Li Yi-Fan: Screen Melancholy / Taiwan in Venice 2026
Why It Matters
Screen Melancholy demonstrates how self‑built digital tools can redefine narrative cinema, while its Venice showcase elevates Taiwan’s cultural profile and signals shifting production models in the subscription‑driven software era.
Key Takeaways
- •Screen melancholy concept links digital puppetry to personal anxiety.
- •Artist builds custom game-engine puppetry tools for intuitive filmmaking.
- •Venice exhibition integrates seating, phone chargers, and scale installations.
- •Collaboration emerged via biennial research, evolving into intensive co‑creation.
- •Shift to subscription software reshapes artists' workflow and creative control.
Summary
The video features Taiwanese artist Li Yi‑Fan discussing his Venice 2026 exhibition titled “Screen Melancholy,” a curatorial label that captures his obsession with screens, digital puppetry, and the uneasy relationship between individual and mediated world.

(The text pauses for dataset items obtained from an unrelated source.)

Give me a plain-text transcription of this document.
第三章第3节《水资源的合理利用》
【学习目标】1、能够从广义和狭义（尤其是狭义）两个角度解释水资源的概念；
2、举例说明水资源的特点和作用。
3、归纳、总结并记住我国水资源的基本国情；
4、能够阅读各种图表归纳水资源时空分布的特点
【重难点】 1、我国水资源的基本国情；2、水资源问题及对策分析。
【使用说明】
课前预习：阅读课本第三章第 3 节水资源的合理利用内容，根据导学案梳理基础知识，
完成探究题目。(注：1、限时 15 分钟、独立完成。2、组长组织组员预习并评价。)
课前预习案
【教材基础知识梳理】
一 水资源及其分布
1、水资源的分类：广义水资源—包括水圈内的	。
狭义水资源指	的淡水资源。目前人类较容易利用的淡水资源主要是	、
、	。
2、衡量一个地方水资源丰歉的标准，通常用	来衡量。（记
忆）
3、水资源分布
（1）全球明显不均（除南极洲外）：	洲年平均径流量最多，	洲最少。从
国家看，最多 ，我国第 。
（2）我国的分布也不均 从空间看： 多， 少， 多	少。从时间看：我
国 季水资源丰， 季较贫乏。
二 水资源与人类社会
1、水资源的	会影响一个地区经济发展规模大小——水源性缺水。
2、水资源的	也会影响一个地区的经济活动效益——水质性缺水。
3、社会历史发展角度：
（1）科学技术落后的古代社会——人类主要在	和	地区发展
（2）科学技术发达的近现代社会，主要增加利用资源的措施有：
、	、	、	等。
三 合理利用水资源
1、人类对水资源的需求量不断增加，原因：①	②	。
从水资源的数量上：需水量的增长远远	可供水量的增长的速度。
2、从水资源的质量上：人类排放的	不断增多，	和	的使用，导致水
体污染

Yi‑Fan explains he builds his own puppetry system inside a game engine, allowing him to animate avatars that act as extensions of himself. He eschews scripts, relying on an intuitive, “writing‑like” process, and spends half his time solving coding problems before the film materializes. The Venice installation incorporates oversized figures, audience seating, and phone‑charging stations to make viewers feel like small puppets within the work’s scale.

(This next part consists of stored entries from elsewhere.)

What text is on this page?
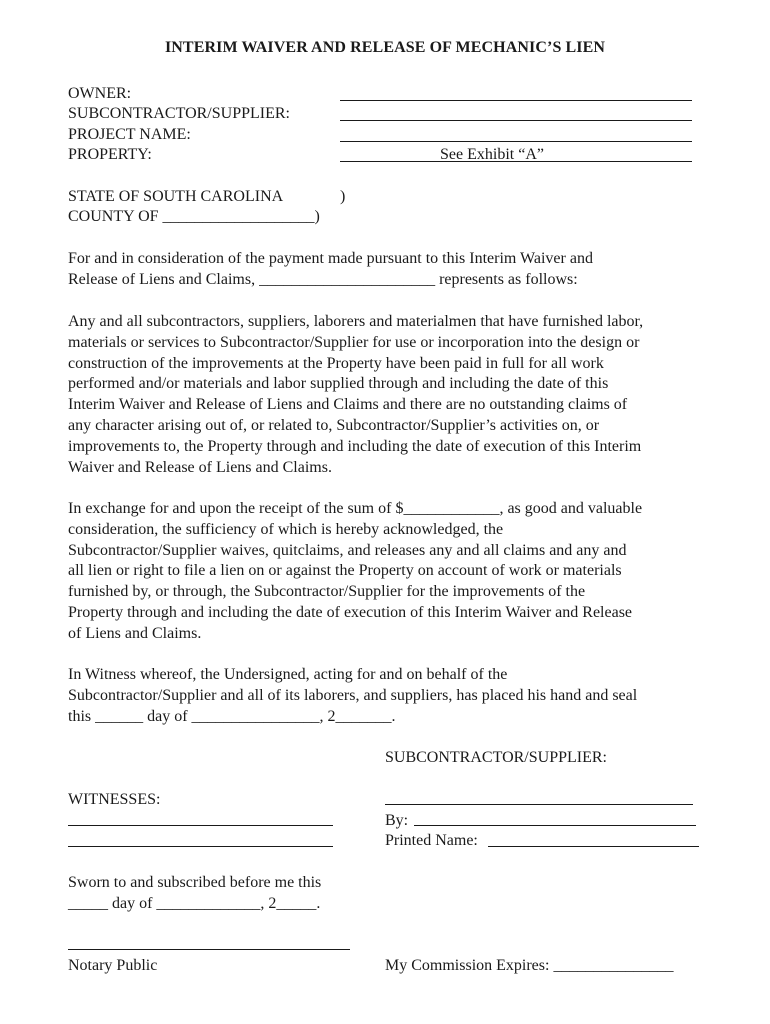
INTERIM WAIVER AND RELEASE OF MECHANIC’S LIEN
OWNER:
SUBCONTRACTOR/SUPPLIER:
PROJECT NAME:
PROPERTY:	See Exhibit “A”
STATE OF SOUTH CAROLINA	)
COUNTY OF ___________________)
For and in consideration of the payment made pursuant to this Interim Waiver and
Release of Liens and Claims, ______________________ represents as follows:
Any and all subcontractors, suppliers, laborers and materialmen that have furnished labor,
materials or services to Subcontractor/Supplier for use or incorporation into the design or
construction of the improvements at the Property have been paid in full for all work
performed and/or materials and labor supplied through and including the date of this
Interim Waiver and Release of Liens and Claims and there are no outstanding claims of
any character arising out of, or related to, Subcontractor/Supplier’s activities on, or
improvements to, the Property through and including the date of execution of this Interim
Waiver and Release of Liens and Claims.
In exchange for and upon the receipt of the sum of $____________, as good and valuable
consideration, the sufficiency of which is hereby acknowledged, the
Subcontractor/Supplier waives, quitclaims, and releases any and all claims and any and
all lien or right to file a lien on or against the Property on account of work or materials
furnished by, or through, the Subcontractor/Supplier for the improvements of the
Property through and including the date of execution of this Interim Waiver and Release
of Liens and Claims.
In Witness whereof, the Undersigned, acting for and on behalf of the
Subcontractor/Supplier and all of its laborers, and suppliers, has placed his hand and seal
this ______ day of ________________, 2_______.
SUBCONTRACTOR/SUPPLIER:
WITNESSES:
By:
Printed Name:
Sworn to and subscribed before me this
_____ day of _____________, 2_____.
Notary Public	My Commission Expires: _______________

Curator Raphael and collaborators recount how the partnership began through a chance biennial research, leading to a six‑month intensive co‑creation phase in Taiwan and Venice. Notable remarks highlight Yi‑Fan’s “calm exterior” contrasted with his fragmented, detail‑rich narratives, and his reflection on the impact of subscription‑based software on artistic autonomy.
The project illustrates how emerging technologies reshape contemporary art production, blurring lines between painterly training, video art, and game‑engine animation. For the Taiwanese cultural agenda, the high‑visibility Venice venue amplifies the nation’s artistic presence on the global stage, while the immersive, tech‑infused environment resonates with a generation raised on the internet.